だから高市が標的に…中国は大喜び! 竹中平蔵「立憲・岡田議員は外交的センスが欠如」詰問に苦言 “経済と外交で綱渡り状態に陥った日本”
岡田議員の「外交的センスの欠如」
野党側、具体的には立憲民主党の岡田克也議員が国会の場で執拗にこの点を問い詰め、それに対して高市早苗さんたちがポロッと本音の答弁をしてしまった。これは、高市さんも口が滑ったのでしょうが、岡田議員も外交的センスが欠如していると言わざるを得ません。 「台湾を巡りアメリカが中国と戦闘状態になれば、日本にも火の粉が降りかかる」。これは日本政府内では誰もが理解している「暗黙の了解」であり、中国政府だって「日本はそう動くだろう」と分析済みの話です。
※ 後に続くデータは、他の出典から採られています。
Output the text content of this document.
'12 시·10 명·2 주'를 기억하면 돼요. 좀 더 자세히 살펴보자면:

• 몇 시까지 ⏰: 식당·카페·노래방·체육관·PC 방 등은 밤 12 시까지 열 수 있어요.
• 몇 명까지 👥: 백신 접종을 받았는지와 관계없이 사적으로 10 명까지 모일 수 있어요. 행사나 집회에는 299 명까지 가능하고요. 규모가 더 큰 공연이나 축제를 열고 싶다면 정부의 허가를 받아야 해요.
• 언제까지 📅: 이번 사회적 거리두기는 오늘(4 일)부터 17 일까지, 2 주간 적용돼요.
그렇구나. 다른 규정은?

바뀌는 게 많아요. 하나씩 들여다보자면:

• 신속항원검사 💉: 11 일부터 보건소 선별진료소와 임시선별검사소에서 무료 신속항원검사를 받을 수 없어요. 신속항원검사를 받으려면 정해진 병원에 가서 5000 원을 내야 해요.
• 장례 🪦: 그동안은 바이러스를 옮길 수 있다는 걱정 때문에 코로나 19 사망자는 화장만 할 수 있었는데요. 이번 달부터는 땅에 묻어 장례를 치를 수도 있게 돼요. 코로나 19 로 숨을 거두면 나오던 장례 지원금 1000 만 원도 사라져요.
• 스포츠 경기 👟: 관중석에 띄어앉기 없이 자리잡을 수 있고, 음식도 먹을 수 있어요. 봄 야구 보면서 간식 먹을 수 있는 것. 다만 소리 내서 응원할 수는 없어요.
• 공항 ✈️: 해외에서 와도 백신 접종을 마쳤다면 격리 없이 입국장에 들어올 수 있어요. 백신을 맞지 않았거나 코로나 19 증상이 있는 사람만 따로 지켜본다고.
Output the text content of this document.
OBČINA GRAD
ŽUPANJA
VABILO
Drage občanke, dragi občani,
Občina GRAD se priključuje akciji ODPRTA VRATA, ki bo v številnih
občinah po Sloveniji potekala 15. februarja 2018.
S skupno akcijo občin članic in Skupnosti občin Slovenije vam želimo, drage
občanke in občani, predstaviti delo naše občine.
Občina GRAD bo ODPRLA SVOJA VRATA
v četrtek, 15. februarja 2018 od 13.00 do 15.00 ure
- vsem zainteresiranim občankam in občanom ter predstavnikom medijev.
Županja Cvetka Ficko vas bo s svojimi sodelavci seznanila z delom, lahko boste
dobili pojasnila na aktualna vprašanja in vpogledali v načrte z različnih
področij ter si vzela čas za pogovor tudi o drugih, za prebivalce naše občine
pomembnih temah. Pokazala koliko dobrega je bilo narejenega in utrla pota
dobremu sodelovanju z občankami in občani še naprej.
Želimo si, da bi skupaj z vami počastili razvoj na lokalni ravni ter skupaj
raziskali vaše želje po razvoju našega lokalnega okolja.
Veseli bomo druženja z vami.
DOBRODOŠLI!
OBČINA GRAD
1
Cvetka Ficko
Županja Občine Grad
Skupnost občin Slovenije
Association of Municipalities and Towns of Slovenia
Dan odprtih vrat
しかし、それを公の場で「言語化」してしまったことが問題です。言わなくてもいいことを言った結果、現状維持のバランスが崩れ、中国側に反発の口実を与えてしまったのです。発言そのものは間違っていた訳ではありませんが、一度口に出してしまった言葉は、もう取り消すことができません。 では、なぜ中国はこの発言に対して、これほどまでに過敏に反応し、制裁を示唆するような動きを見せているのでしょうか。単にメンツの問題だけではありません。ここには中国国内の深刻な経済事情と政治事情が絡んでいます。 端的に言えば、中国は「外に敵を作る」必要があったのです。
中国が日本の失言に飛びついた「真の理由」
現在の中国経済は、皆さんが想像している以上に悪い状況にあります。長年続いた不動産バブルが崩壊し、かつてのような高い経済成長率はもう望めません。去年より今年、今年より来年と、成長率が徐々に低下していくのは不可避のトレンドです。これまで中国共産党は、圧倒的な経済成長という果実を国民に与えることで、一党独裁の矛盾や社会的不満を覆い隠してきました。チャーチルが述べたように「成長は全ての矛盾を癒やす」というわけです。しかし、その成長が止まった今、隠されていた矛盾が一気に噴出し始めています。 さらに深刻なのが、現在の共産党指導部に対する国民の視線です。中国には「科挙」の伝統があります。激しい競争を勝ち抜いてきたエリートに対するリスペクトが社会の根底にあるのです。かつての共産党指導部には、共産主義青年団(共青団)出身者のように、実力でのし上がってきたテクノクラートたちがいました。しかし、習近平体制下でバランスが崩れ、いわゆる「太子党」(親の七光りで権力を持った二世、三世たち)による支配が強まっています。